Something fundamental may be shifting in the way we see our relationship with the natural world. We have recently experienced a range of dramatic wake-up calls, from frequent extreme weather events to massive declines in species populations. This sense of cumulative crises was best captured by the President, Michael D Higgins, in a passionate speech. “If we were coal miners,” he said, “we would be up to our knees in dead canaries.” For centuries, our industrial economies have treated nature as a capital resource that can be endlessly exploited, with little reinvestment. But the feedback from ecosystems, as they reach critical tipping points in our century, is telling us that we cannot continue with business as usual.

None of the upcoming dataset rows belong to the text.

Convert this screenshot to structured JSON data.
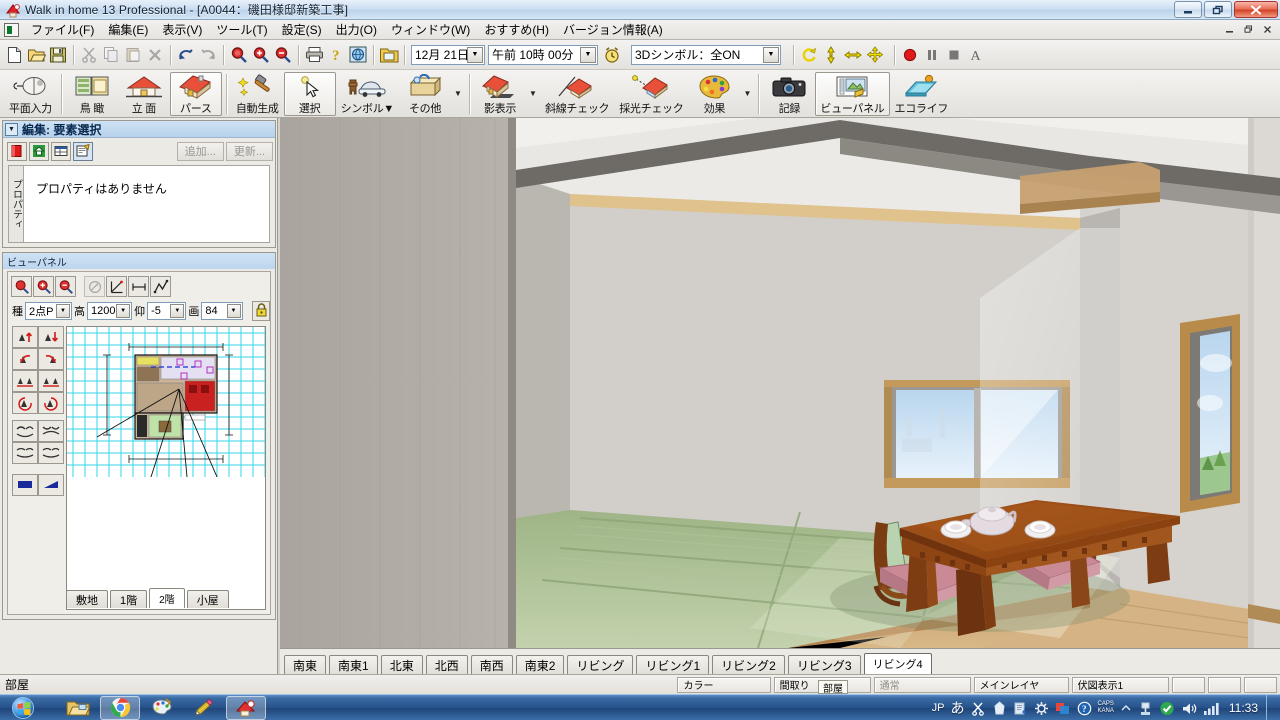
{
  "window": {
    "title": "Walk in home 13 Professional - [A0044：磯田様邸新築工事]",
    "icon": "app-icon",
    "buttons": {
      "minimize": "—",
      "restore": "❐",
      "close": "✕"
    },
    "mdi_buttons": {
      "minimize": "_",
      "restore": "❐",
      "close": "✕"
    }
  },
  "menu": {
    "items": [
      {
        "label": "ファイル(F)"
      },
      {
        "label": "編集(E)"
      },
      {
        "label": "表示(V)"
      },
      {
        "label": "ツール(T)"
      },
      {
        "label": "設定(S)"
      },
      {
        "label": "出力(O)"
      },
      {
        "label": "ウィンドウ(W)"
      },
      {
        "label": "おすすめ(H)"
      },
      {
        "label": "バージョン情報(A)"
      }
    ]
  },
  "toolbar_small": {
    "icons": [
      "new-file-icon",
      "open-folder-icon",
      "save-disk-icon",
      "cut-scissors-icon",
      "copy-icon",
      "paste-icon",
      "delete-x-icon",
      "undo-icon",
      "redo-icon",
      "zoom-fit-icon",
      "zoom-in-icon",
      "zoom-out-icon",
      "print-icon",
      "help-icon",
      "globe-icon",
      "open-project-icon"
    ],
    "date_value": "12月 21日",
    "time_value": "午前 10時 00分",
    "clock_icon": "alarm-clock-icon",
    "symbol_value": "3Dシンボル：全ON",
    "nav_icons": [
      "rotate-icon",
      "walk-icon",
      "pan-icon",
      "move-icon"
    ],
    "record_icons": [
      "record-dot-icon",
      "pause-icon",
      "stop-icon",
      "text-a-icon"
    ]
  },
  "toolbar_big": {
    "buttons": [
      {
        "label": "平面入力",
        "icon": "mouse-plan-icon",
        "selected": false
      },
      {
        "label": "鳥 瞰",
        "icon": "birdview-icon",
        "selected": false
      },
      {
        "label": "立 面",
        "icon": "elevation-house-icon",
        "selected": false
      },
      {
        "label": "パース",
        "icon": "perspective-house-icon",
        "selected": true
      },
      {
        "label": "自動生成",
        "icon": "auto-generate-hammer-icon",
        "selected": false
      },
      {
        "label": "選択",
        "icon": "cursor-select-icon",
        "selected": true
      },
      {
        "label": "シンボル▼",
        "icon": "symbol-furniture-icon",
        "selected": false
      },
      {
        "label": "その他",
        "icon": "other-box-icon",
        "selected": false
      },
      {
        "label": "影表示",
        "icon": "shadow-house-icon",
        "selected": false
      },
      {
        "label": "斜線チェック",
        "icon": "slantline-check-icon",
        "selected": false
      },
      {
        "label": "採光チェック",
        "icon": "daylight-check-icon",
        "selected": false
      },
      {
        "label": "効果",
        "icon": "effect-palette-icon",
        "selected": false
      },
      {
        "label": "記録",
        "icon": "camera-record-icon",
        "selected": false
      },
      {
        "label": "ビューパネル",
        "icon": "view-panel-icon",
        "selected": true
      },
      {
        "label": "エコライフ",
        "icon": "ecolife-icon",
        "selected": false
      }
    ]
  },
  "edit_panel": {
    "title": "編集: 要素選択",
    "collapse_icon": "collapse-arrow-icon",
    "tool_icons": [
      "red-block-icon",
      "house-green-icon",
      "list-icon",
      "properties-icon"
    ],
    "add_button": "追加...",
    "update_button": "更新...",
    "vertical_tab": "プロパティ",
    "empty_message": "プロパティはありません"
  },
  "view_panel": {
    "title": "ビューパネル",
    "tool_icons": [
      "zoom-fit-icon",
      "zoom-in-icon",
      "zoom-out-icon",
      "circle-arrow-icon",
      "two-point-perspective-icon",
      "distance-icon",
      "path-icon"
    ],
    "fields": [
      {
        "label": "種",
        "value": "2点P"
      },
      {
        "label": "高",
        "value": "1200"
      },
      {
        "label": "仰",
        "value": "-5"
      },
      {
        "label": "画",
        "value": "84"
      }
    ],
    "lock_icon": "lock-icon",
    "nav_icons": [
      "move-up-icon",
      "move-down-icon",
      "turn-left-icon",
      "turn-right-icon",
      "strafe-left-icon",
      "strafe-right-icon",
      "rotate-left-icon",
      "rotate-right-icon",
      "look-up-icon",
      "look-down-icon",
      "tilt-left-icon",
      "tilt-right-icon"
    ],
    "mode_icons": [
      "fill-mode-icon",
      "wire-mode-icon"
    ],
    "floor_tabs": [
      {
        "label": "敷地",
        "selected": false
      },
      {
        "label": "1階",
        "selected": false
      },
      {
        "label": "2階",
        "selected": true
      },
      {
        "label": "小屋",
        "selected": false
      }
    ]
  },
  "view_tabs": [
    {
      "label": "南東",
      "selected": false
    },
    {
      "label": "南東1",
      "selected": false
    },
    {
      "label": "北東",
      "selected": false
    },
    {
      "label": "北西",
      "selected": false
    },
    {
      "label": "南西",
      "selected": false
    },
    {
      "label": "南東2",
      "selected": false
    },
    {
      "label": "リビング",
      "selected": false
    },
    {
      "label": "リビング1",
      "selected": false
    },
    {
      "label": "リビング2",
      "selected": false
    },
    {
      "label": "リビング3",
      "selected": false
    },
    {
      "label": "リビング4",
      "selected": true
    }
  ],
  "status_bar": {
    "message": "部屋",
    "cells": [
      {
        "label": "カラー",
        "dim": false
      },
      {
        "label": "間取り",
        "dim": false
      },
      {
        "label": "通常",
        "dim": true
      },
      {
        "label": "メインレイヤ",
        "dim": false
      },
      {
        "label": "伏図表示1",
        "dim": false
      },
      {
        "label": "",
        "dim": false
      },
      {
        "label": "",
        "dim": false
      },
      {
        "label": "",
        "dim": false
      }
    ],
    "tooltip": "部屋"
  },
  "taskbar": {
    "start_icon": "windows-start-orb",
    "items": [
      {
        "icon": "explorer-folder-icon",
        "open": false
      },
      {
        "icon": "chrome-icon",
        "open": true
      },
      {
        "icon": "paint-icon",
        "open": false
      },
      {
        "icon": "pencil-icon",
        "open": false
      },
      {
        "icon": "walkinhome-icon",
        "open": true
      }
    ],
    "tray": {
      "ime_lang": "JP",
      "ime_mode": "あ",
      "icons": [
        "scissors-icon",
        "ime-pad-icon",
        "ime-dict-icon",
        "ime-tool-icon",
        "apps-icon",
        "help-circle-icon"
      ],
      "caps_label": "CAPS",
      "kana_label": "KANA",
      "overflow_icon": "chevron-up-icon",
      "system_icons": [
        "usb-icon",
        "dropbox-icon",
        "volume-icon",
        "network-icon"
      ]
    },
    "clock": "11:33"
  },
  "viewport": {
    "scene_name": "リビング4",
    "description": "tatami-room-perspective"
  },
  "colors": {
    "accent": "#b6d2ec",
    "panel": "#eceae5",
    "taskbar": "#27528a",
    "tatami": "#a8bd8e",
    "wood": "#8b4a17"
  }
}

Our economy, any economy, is ultimately a subset of the environment, not the other way round. And the President was surely right to warn us that our current economic model, based on the illusion of infinite growth and rampant consumerism, is chronically flawed. We need, he said, “to change our mindsets…to achieve a symmetry between ecology, economics and ethics.”
All this, obviously, is much easier said than done. The conference heard a wealth of imaginative perspectives on how to bring about such a transformation. There were many heartening stories of urban and rural communities already engaged in restoring local habitats and ecosystem services. There was robust debate about how to address the climate and biodiversity crises, but general agreement that the two are intimately linked. Many argued that, while economic solutions are now central, we must never lose sight of our deep cultural, aesthetic and even spiritual links to nature.
The conference concluded with the announcement of 40 “Seeds of Nature”, commitments from government departments, agencies and semi-State companies. Most are small steps in the right direction, but fall very far short of what the conference showed is needed, and needed now.
Government and business may at last have heard nature’s wake-up call. But they still need to get out of bed.